Однажды старец, желая испытать послушание и смирение Иоанна, собрал много корзин, изделием которых занимались иноки, и сказал ему:
– Сын мой! Я слышал, что в Дамаске корзины продаются по более высокой цене, чем в Палестине, а у нас много недостает необходимого; возьми корзины, иди поскорее в Дамаск и продай их там. Только не продавай дешевле назначенной мною цены.
Цену корзин старец назначил высокую. Иоанн ни словом, ни помышлением не высказал сопротивления на повеление старца. Ни высокая цена, назначенная за корзины, ни далекий путь, ни известность, которой он пользовался в городе, – ничто не заставило Иоанна отказаться от возложенного на него поручения. Испросив благословение у старца, он отправился с корзинами в Дамаск. Покупателей на корзины не находилось. Некоторые, желая купить корзины, спрашивали о цене, но, услышав очень высокую цену, с бранью и смехом отходили прочь, а иные продолжали преследовать его, всячески понося и укоряя. Иоанна не узнавали в городе, где он раньше ходил в дорогих одеждах, а теперь был в изодранном рубище, с изнуренным от поста лицом. Наконец, один человек, который раньше был слугою Иоанна, узнал своего господина и удивился, видя его в нищенской одежде. Человек этот подошел к Иоанну, не показывая вида, что знает его, и из жалости к нему купил корзины за назначенную старцем цену.
Через несколько времени в лавре скончался один инок. После смерти у него остался брат, тоже инок. Оставшись один, инок неутешно плакал об умершем и просил Иоанна написать по брату надгробную песнь. Иоанн отказывался исполнить его просьбу, чтобы не нарушить заповеди старца. Но сетующий просил неотступно: "Ты не хочешь утешить скорби души моей и хотя немного облегчить боль моего сердца? – говорил он Иоанну. – Если бы ты был врачом и, зная врачевство от моей болезни, отказался бы помочь мне, а я бы умер, разве ты не дал бы за то ответ Богу? Тем более теперь, когда я умру от скорби, не ответишь ли Богу за то, что не облегчишь, хотя немного, моей болезни? Если ты боишься заповеди старца, то я у себя скрою написанное, чтобы он не узнал об этом".

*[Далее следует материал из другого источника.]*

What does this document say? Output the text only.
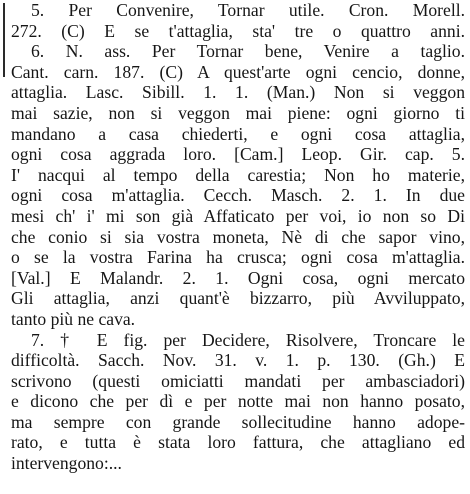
5. Per Convenire, Tornar utile. Cron. Morell.
272. (C) E se t'attaglia, sta' tre o quattro anni.
6. N. ass. Per Tornar bene, Venire a taglio.
Cant. carn. 187. (C) A quest'arte ogni cencio, donne,
attaglia. Lasc. Sibill. 1. 1. (Man.) Non si veggon
mai sazie, non si veggon mai piene: ogni giorno ti
mandano a casa chiederti, e ogni cosa attaglia,
ogni cosa aggrada loro. [Cam.] Leop. Gir. cap. 5.
I' nacqui al tempo della carestia; Non ho materie,
ogni cosa m'attaglia. Cecch. Masch. 2. 1. In due
mesi ch' i' mi son già Affaticato per voi, io non so Di
che conio si sia vostra moneta, Nè di che sapor vino,
o se la vostra Farina ha crusca; ogni cosa m'attaglia.
[Val.] E Malandr. 2. 1. Ogni cosa, ogni mercato
Gli attaglia, anzi quant'è bizzarro, più Avviluppato,
tanto più ne cava.
7. † E fig. per Decidere, Risolvere, Troncare le
difficoltà. Sacch. Nov. 31. v. 1. p. 130. (Gh.) E
scrivono (questi omiciatti mandati per ambasciadori)
e dicono che per dì e per notte mai non hanno posato,
ma sempre con grande sollecitudine hanno adope-
rato, e tutta è stata loro fattura, che attagliano ed
intervengono:...
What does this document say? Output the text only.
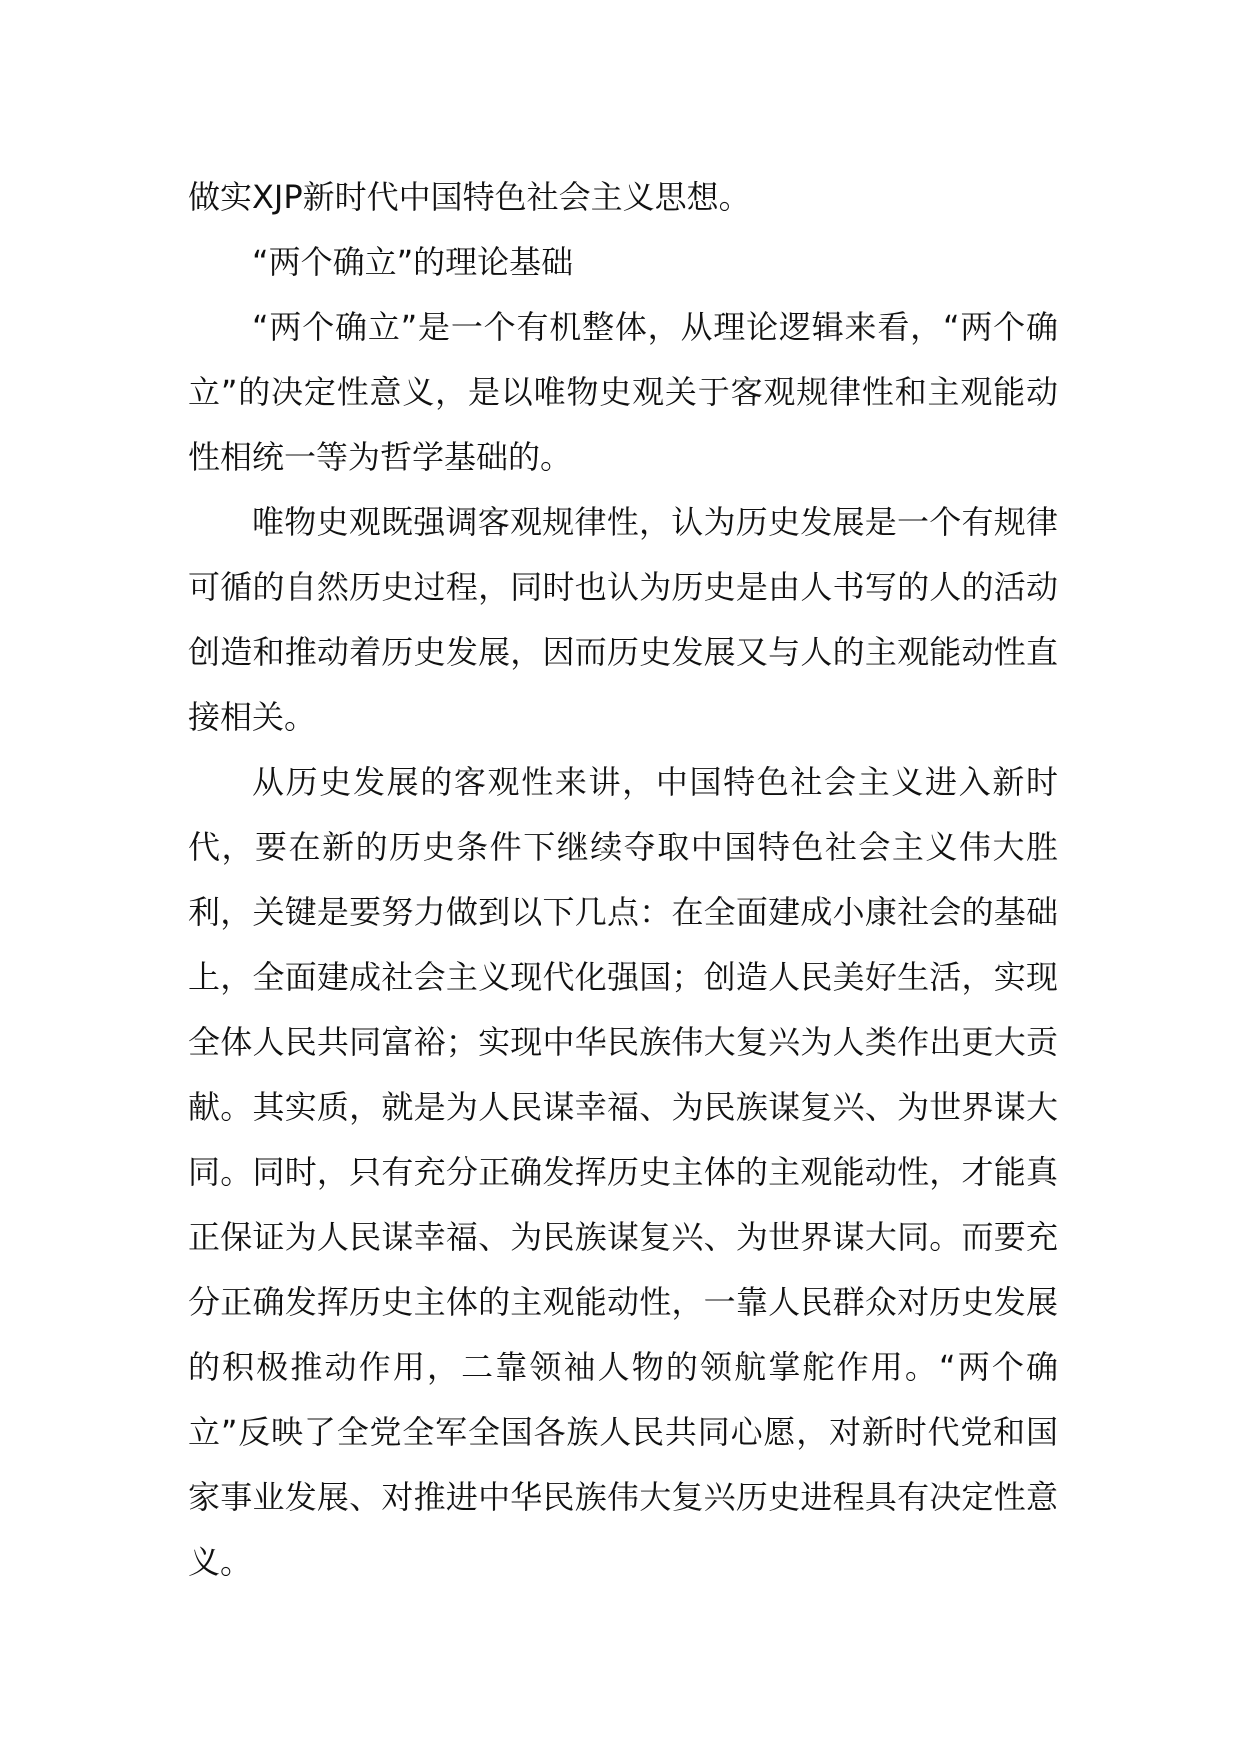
做实XJP新时代中国特色社会主义思想。

“两个确立”的理论基础

“两个确立”是一个有机整体，从理论逻辑来看，“两个确立”的决定性意义，是以唯物史观关于客观规律性和主观能动性相统一等为哲学基础的。

唯物史观既强调客观规律性，认为历史发展是一个有规律可循的自然历史过程，同时也认为历史是由人书写的人的活动创造和推动着历史发展，因而历史发展又与人的主观能动性直接相关。

从历史发展的客观性来讲，中国特色社会主义进入新时代，要在新的历史条件下继续夺取中国特色社会主义伟大胜利，关键是要努力做到以下几点：在全面建成小康社会的基础上，全面建成社会主义现代化强国；创造人民美好生活，实现全体人民共同富裕；实现中华民族伟大复兴为人类作出更大贡献。其实质，就是为人民谋幸福、为民族谋复兴、为世界谋大同。同时，只有充分正确发挥历史主体的主观能动性，才能真正保证为人民谋幸福、为民族谋复兴、为世界谋大同。而要充分正确发挥历史主体的主观能动性，一靠人民群众对历史发展的积极推动作用，二靠领袖人物的领航掌舵作用。“两个确立”反映了全党全军全国各族人民共同心愿，对新时代党和国家事业发展、对推进中华民族伟大复兴历史进程具有决定性意义。
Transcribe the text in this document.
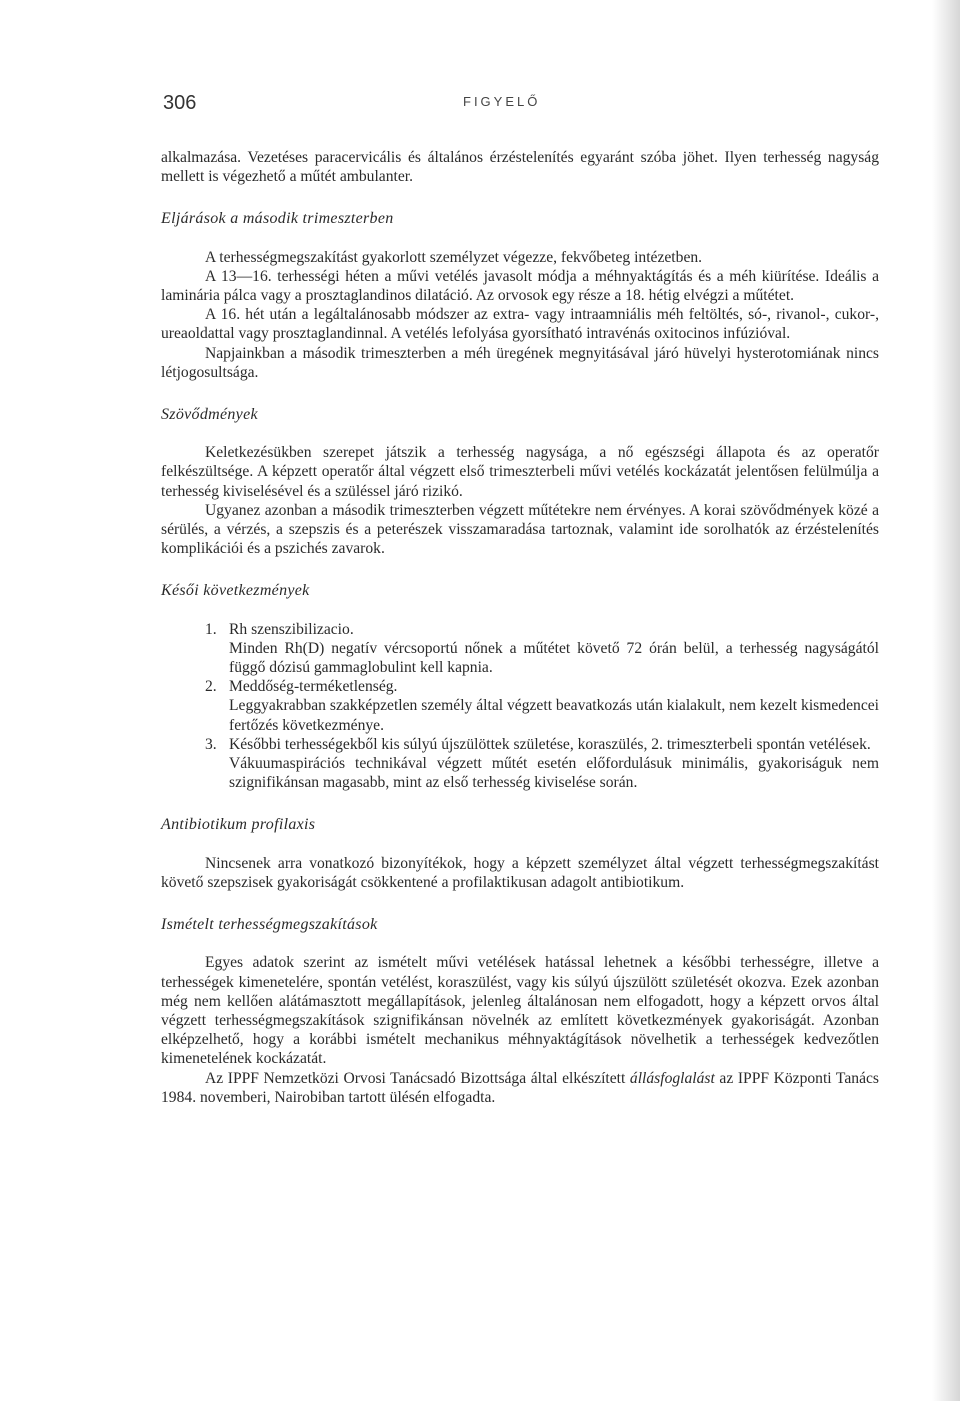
306	FIGYELŐ

alkalmazása. Vezetéses paracervicális és általános érzéstelenítés egyaránt szóba jöhet. Ilyen terhesség nagyság mellett is végezhető a műtét ambulanter.

Eljárások a második trimeszterben

A terhességmegszakítást gyakorlott személyzet végezze, fekvőbeteg intézetben.

A 13—16. terhességi héten a művi vetélés javasolt módja a méhnyaktágítás és a méh kiürítése. Ideális a laminária pálca vagy a prosztaglandinos dilatáció. Az orvosok egy része a 18. hétig elvégzi a műtétet.

A 16. hét után a legáltalánosabb módszer az extra- vagy intraamniális méh feltöltés, só-, rivanol-, cukor-, ureaoldattal vagy prosztaglandinnal. A vetélés lefolyása gyorsítható intravénás oxitocinos infúzióval.

Napjainkban a második trimeszterben a méh üregének megnyitásával járó hüvelyi hysterotomiának nincs létjogosultsága.

Szövődmények

Keletkezésükben szerepet játszik a terhesség nagysága, a nő egészségi állapota és az operatőr felkészültsége. A képzett operatőr által végzett első trimeszterbeli művi vetélés kockázatát jelentősen felülmúlja a terhesség kiviselésével és a szüléssel járó rizikó.

Ugyanez azonban a második trimeszterben végzett műtétekre nem érvényes. A korai szövődmények közé a sérülés, a vérzés, a szepszis és a peterészek visszamaradása tartoznak, valamint ide sorolhatók az érzéstelenítés komplikációi és a pszichés zavarok.

Késői következmények
1. Rh szenszibilizacio.
Minden Rh(D) negatív vércsoportú nőnek a műtétet követő 72 órán belül, a terhesség nagyságától függő dózisú gammaglobulint kell kapnia.
2. Meddőség-terméketlenség.
Leggyakrabban szakképzetlen személy által végzett beavatkozás után kialakult, nem kezelt kismedencei fertőzés következménye.
3. Későbbi terhességekből kis súlyú újszülöttek születése, koraszülés, 2. trimeszterbeli spontán vetélések.
Vákuumaspirációs technikával végzett műtét esetén előfordulásuk minimális, gyakoriságuk nem szignifikánsan magasabb, mint az első terhesség kiviselése során.
Antibiotikum profilaxis

Nincsenek arra vonatkozó bizonyítékok, hogy a képzett személyzet által végzett terhességmegszakítást követő szepszisek gyakoriságát csökkentené a profilaktikusan adagolt antibiotikum.

Ismételt terhességmegszakítások

Egyes adatok szerint az ismételt művi vetélések hatással lehetnek a későbbi terhességre, illetve a terhességek kimenetelére, spontán vetélést, koraszülést, vagy kis súlyú újszülött születését okozva. Ezek azonban még nem kellően alátámasztott megállapítások, jelenleg általánosan nem elfogadott, hogy a képzett orvos által végzett terhességmegszakítások szignifikánsan növelnék az említett következmények gyakoriságát. Azonban elképzelhető, hogy a korábbi ismételt mechanikus méhnyaktágítások növelhetik a terhességek kedvezőtlen kimenetelének kockázatát.

Az IPPF Nemzetközi Orvosi Tanácsadó Bizottsága által elkészített állásfoglalást az IPPF Központi Tanács 1984. novemberi, Nairobiban tartott ülésén elfogadta.
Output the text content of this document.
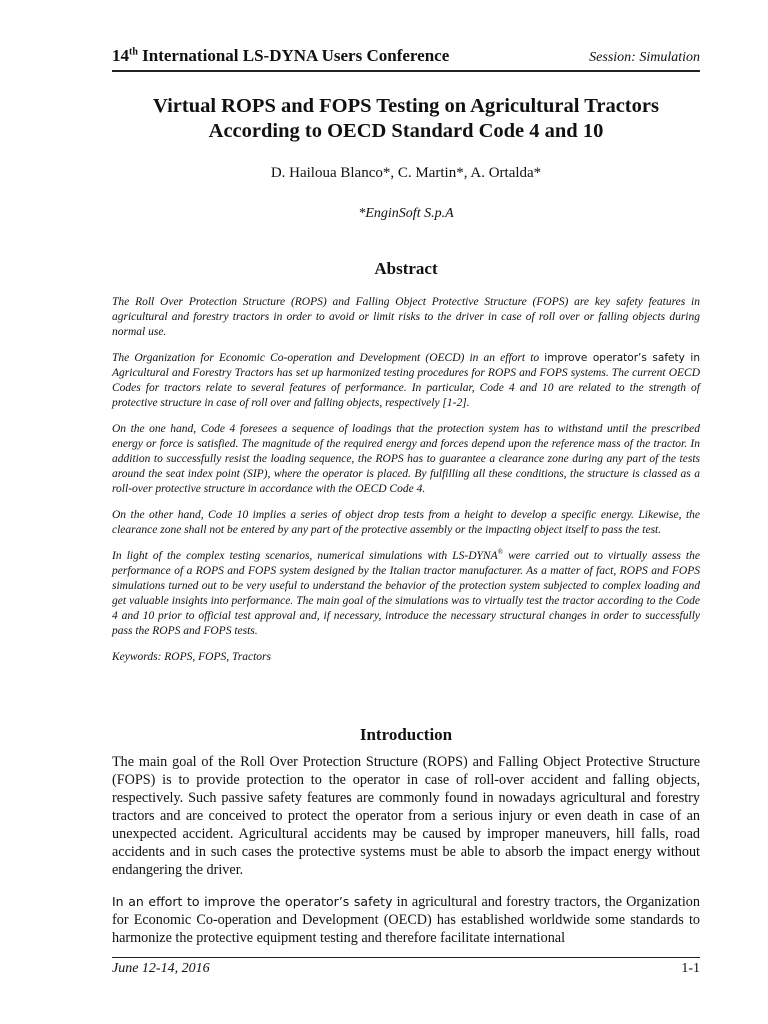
14th International LS-DYNA Users Conference	Session: Simulation
Virtual ROPS and FOPS Testing on Agricultural Tractors
According to OECD Standard Code 4 and 10
D. Hailoua Blanco*, C. Martin*, A. Ortalda*
*EnginSoft S.p.A
Abstract

The Roll Over Protection Structure (ROPS) and Falling Object Protective Structure (FOPS) are key safety features in agricultural and forestry tractors in order to avoid or limit risks to the driver in case of roll over or falling objects during normal use.

The Organization for Economic Co-operation and Development (OECD) in an effort to improve operator’s safety in Agricultural and Forestry Tractors has set up harmonized testing procedures for ROPS and FOPS systems. The current OECD Codes for tractors relate to several features of performance. In particular, Code 4 and 10 are related to the strength of protective structure in case of roll over and falling objects, respectively [1-2].

On the one hand, Code 4 foresees a sequence of loadings that the protection system has to withstand until the prescribed energy or force is satisfied. The magnitude of the required energy and forces depend upon the reference mass of the tractor. In addition to successfully resist the loading sequence, the ROPS has to guarantee a clearance zone during any part of the tests around the seat index point (SIP), where the operator is placed. By fulfilling all these conditions, the structure is classed as a roll-over protective structure in accordance with the OECD Code 4.

On the other hand, Code 10 implies a series of object drop tests from a height to develop a specific energy. Likewise, the clearance zone shall not be entered by any part of the protective assembly or the impacting object itself to pass the test.

In light of the complex testing scenarios, numerical simulations with LS-DYNA® were carried out to virtually assess the performance of a ROPS and FOPS system designed by the Italian tractor manufacturer. As a matter of fact, ROPS and FOPS simulations turned out to be very useful to understand the behavior of the protection system subjected to complex loading and get valuable insights into performance. The main goal of the simulations was to virtually test the tractor according to the Code 4 and 10 prior to official test approval and, if necessary, introduce the necessary structural changes in order to successfully pass the ROPS and FOPS tests.

Keywords: ROPS, FOPS, Tractors

Introduction

The main goal of the Roll Over Protection Structure (ROPS) and Falling Object Protective Structure (FOPS) is to provide protection to the operator in case of roll-over accident and falling objects, respectively. Such passive safety features are commonly found in nowadays agricultural and forestry tractors and are conceived to protect the operator from a serious injury or even death in case of an unexpected accident. Agricultural accidents may be caused by improper maneuvers, hill falls, road accidents and in such cases the protective systems must be able to absorb the impact energy without endangering the driver.

In an effort to improve the operator’s safety in agricultural and forestry tractors, the Organization for Economic Co-operation and Development (OECD) has established worldwide some standards to harmonize the protective equipment testing and therefore facilitate international

June 12-14, 2016	1-1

Такие слова поколебали Иоанна, и он написал умилительные песнопения, которые до сего времени поются в церкви при погребении.
Скорбящий брат удалился, поблагодарив Иоанна, а Иоанн, оставшись один в келии, пел про себя составленные песни. Старец-наставник, услышав пение своего ученика, стал строго упрекать его за непослушание и, несмотря на то, что Иоанн со слезами просил прощения, изгнал его вон из келии. Иоанн глубоко чувствовал свою вину и убедительно просил старшую братию ходатайствовать за него пред старцем. Сам Иоанн готов был все претерпеть, чтобы загладить свой проступок. Вспоминая изгнание Адама из рая за непослушание, он со слезами простирался у дверей заключенной келии и просил себе помилования, как великому преступнику. Долго не внимал рыданиям строгий старец, долго не принимал ходатайства старшей братии за инока, наконец, смягчился и согласился принять Иоанна в свою келию, но не иначе, как под условием самой тяжкой и унизительной епитимии: Иоанн должен был очистить все нечистые и отхожие места лавры. Смиренный ученик поспешил исполнить наложенную на него епитимию. Тронутый его необычайным самоотвержением, старец образовался духом, что Господь даровал ему воспитать такого великого подвижника, призвал его в свою келию, нежно обнял его, целовал его в голову, плечи и руки и принял с любовию в свою келию.